Federal agencies are under mandate to adopt TBM accounting standards by 2022, per the Office of Management and Budget, and are required to purchase TBM tools through the General Services Administration and get approval from the TBM Task Order Review Board, or TORB.

But in order to ensure this is more than an exercise in compliance, OMB included an action item in the Federal Data Strategy entitled “Improve Financial Management Data Standards,” with four milestones targeted for completion in 2020. Among those is a charge to “develop an IT spending transparency maturity assessment model,” headed by the CIO Council’s Federal Technology Investment Management Community of Practice and supported by ACT-IAC.

The draft assessment includes 69 questions divided into six categories: engagement, taxonomy, data, automation, reporting and metrics, and value. A post on the ACT-IAC website explains the reasoning behind each:

A successful implementation involves engagement from many people across an organization and none of this is possible without management, leadership and service owners commitment. TBM Taxonomy adoption provides a mechanism to approach the other dimensions. Having meaningful data is core to creating actionable information through reports and metrics. The magnitude of data changes frequently and would be difficult to manage in a manual manner. Automation provides a means to keep it up to date and is less error prone. Ultimately, in the final dimension, TBM increases value enabling business outcomes and the organization to operate more effectively.

But both the post and the assessment itself show the transition takes more than just turning on new accounting software.

“Implementing TBM doesn’t happen overnight, rather it matures over time as data quality improves and metrics that drive decisions are developed and utilized,” according to the ACT-IAC post. To account for this, the model asks respondents to assess the agency’s current progress toward meeting each goal, as well as a separate rating for planned future state.

The final assessment document is due by September 30, and Tuesday is the last chance to comment on the draft before it’s finalized.
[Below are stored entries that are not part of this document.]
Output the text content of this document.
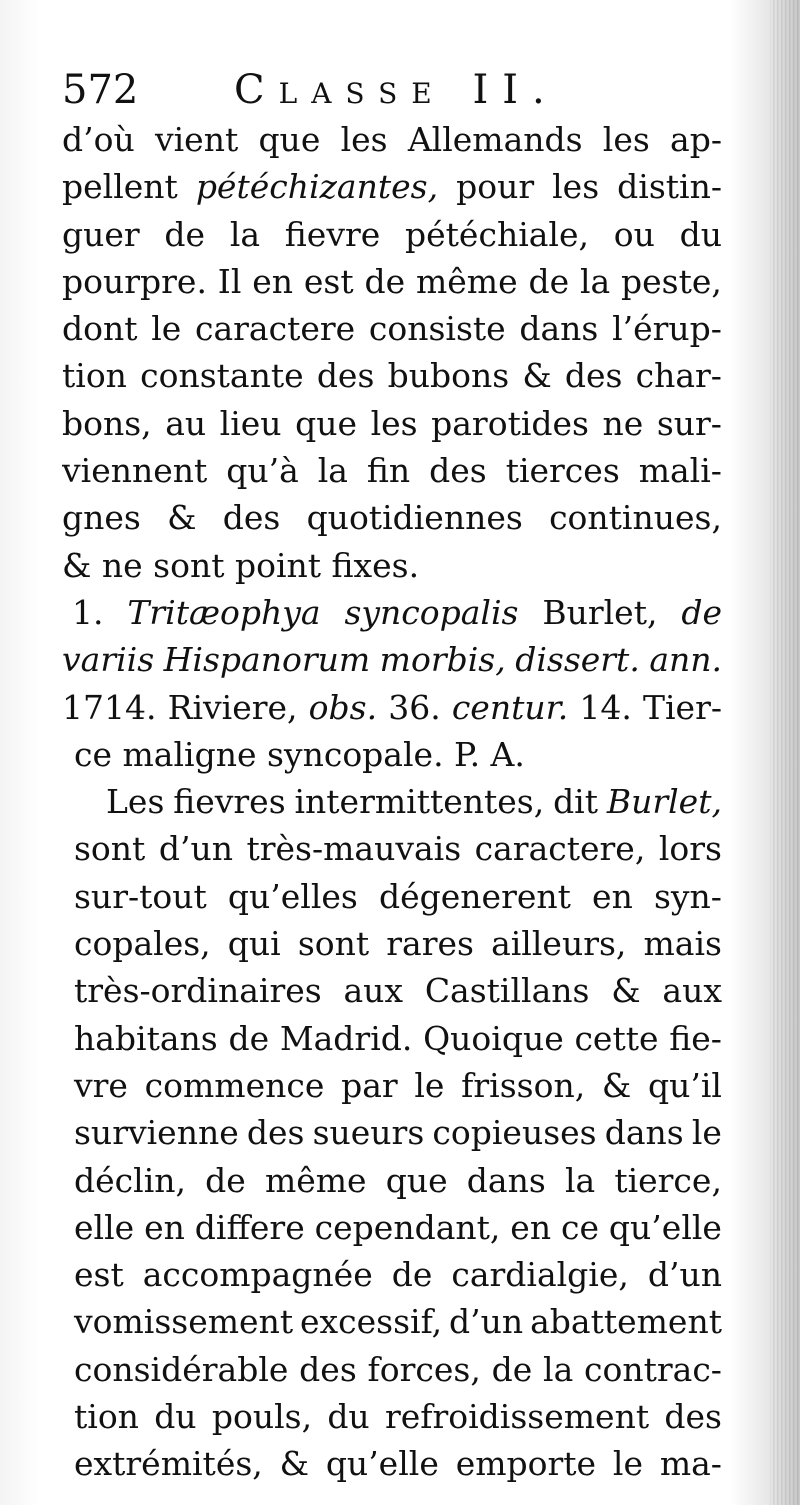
572 Classe II.
d’où vient que les Allemands les ap-
pellent pétéchizantes, pour les distin-
guer de la fievre pétéchiale, ou du
pourpre. Il en est de même de la peste,
dont le caractere consiste dans l’érup-
tion constante des bubons & des char-
bons, au lieu que les parotides ne sur-
viennent qu’à la fin des tierces mali-
gnes & des quotidiennes continues,
& ne sont point fixes.
1. Tritæophya syncopalis Burlet, de
variis Hispanorum morbis, dissert. ann.
1714. Riviere, obs. 36. centur. 14. Tier-
ce maligne syncopale. P. A.
Les fievres intermittentes, dit Burlet,
sont d’un très-mauvais caractere, lors
sur-tout qu’elles dégenerent en syn-
copales, qui sont rares ailleurs, mais
très-ordinaires aux Castillans & aux
habitans de Madrid. Quoique cette fie-
vre commence par le frisson, & qu’il
survienne des sueurs copieuses dans le
déclin, de même que dans la tierce,
elle en differe cependant, en ce qu’elle
est accompagnée de cardialgie, d’un
vomissement excessif, d’un abattement
considérable des forces, de la contrac-
tion du pouls, du refroidissement des
extrémités, & qu’elle emporte le ma-
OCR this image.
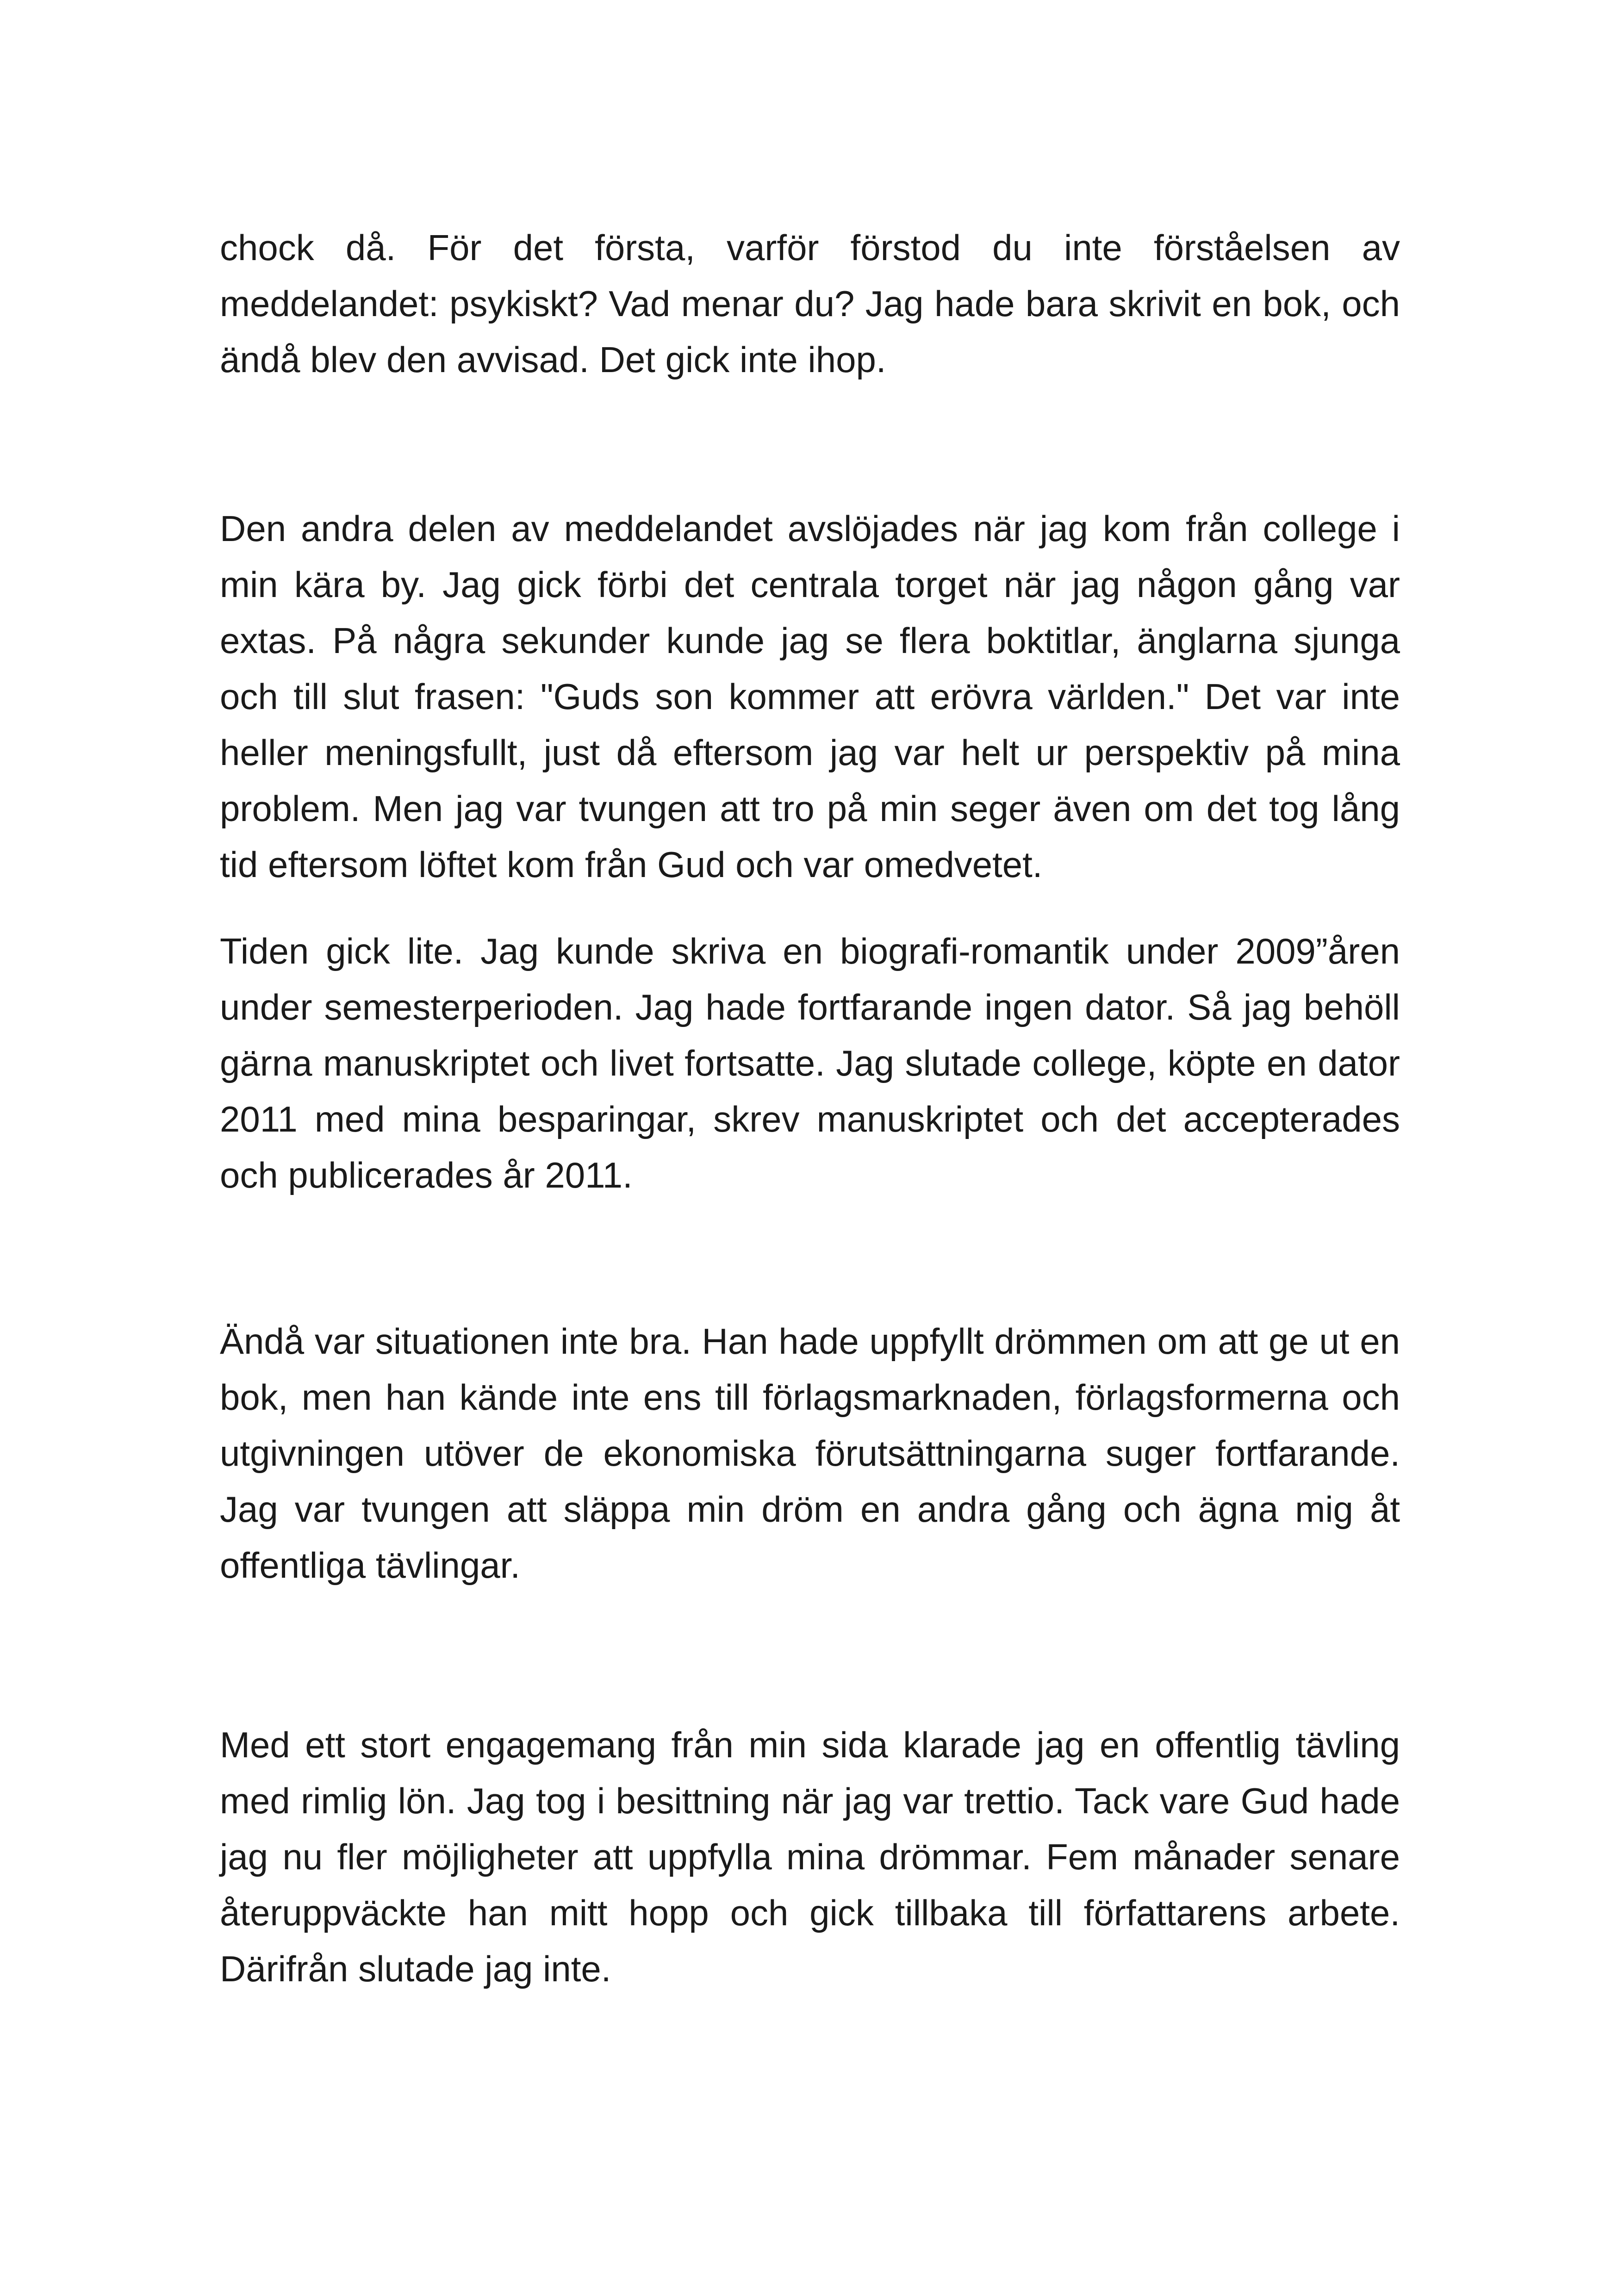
chock då. För det första, varför förstod du inte förståelsen av meddelandet: psykiskt? Vad menar du? Jag hade bara skrivit en bok, och ändå blev den avvisad. Det gick inte ihop.

Den andra delen av meddelandet avslöjades när jag kom från college i min kära by. Jag gick förbi det centrala torget när jag någon gång var extas. På några sekunder kunde jag se flera boktitlar, änglarna sjunga och till slut frasen: "Guds son kommer att erövra världen." Det var inte heller meningsfullt, just då eftersom jag var helt ur perspektiv på mina problem. Men jag var tvungen att tro på min seger även om det tog lång tid eftersom löftet kom från Gud och var omedvetet.

Tiden gick lite. Jag kunde skriva en biografi-romantik under 2009”åren under semesterperioden. Jag hade fortfarande ingen dator. Så jag behöll gärna manuskriptet och livet fortsatte. Jag slutade college, köpte en dator 2011 med mina besparingar, skrev manuskriptet och det accepterades och publicerades år 2011.

Ändå var situationen inte bra. Han hade uppfyllt drömmen om att ge ut en bok, men han kände inte ens till förlagsmarknaden, förlagsformerna och utgivningen utöver de ekonomiska förutsättningarna suger fortfarande. Jag var tvungen att släppa min dröm en andra gång och ägna mig åt offentliga tävlingar.

Med ett stort engagemang från min sida klarade jag en offentlig tävling med rimlig lön. Jag tog i besittning när jag var trettio. Tack vare Gud hade jag nu fler möjligheter att uppfylla mina drömmar. Fem månader senare återuppväckte han mitt hopp och gick tillbaka till författarens arbete. Därifrån slutade jag inte.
The request for feedback is broken into 10 questions:

  • How will the tool be put into practice?
  • Who is the audience for taking the assessment, sharing the results and taking action?
  • Will the tool provide sufficient information in order to develop an action/project plan for improving maturity—and value add—between review cycles?
  • Will this maturity model fit the needs of an agency evaluating their progress on TBM implementation and maturity?
  • There is a statement next to each dimension to set up the context/perspective for the assessment responses. Does the context statement resonate sufficiently?
  • Currently the ‘Future State’ time period is open ended. An organization can respond based on their own planning horizon—6, 12, 18 months. Should it remain open ended or should we suggest annually or some other frequency?
  • Do the statements within each maturity dimension fit within the context of that dimension? If not, please suggest where you think they would better fit.
  • Are there any outstanding topics which impact TBM maturity and are not addressed by the assessment?
  • Is it easy and intuitive to use the tool?
  • Do the definitions of the evaluation criteria provide sufficient detail?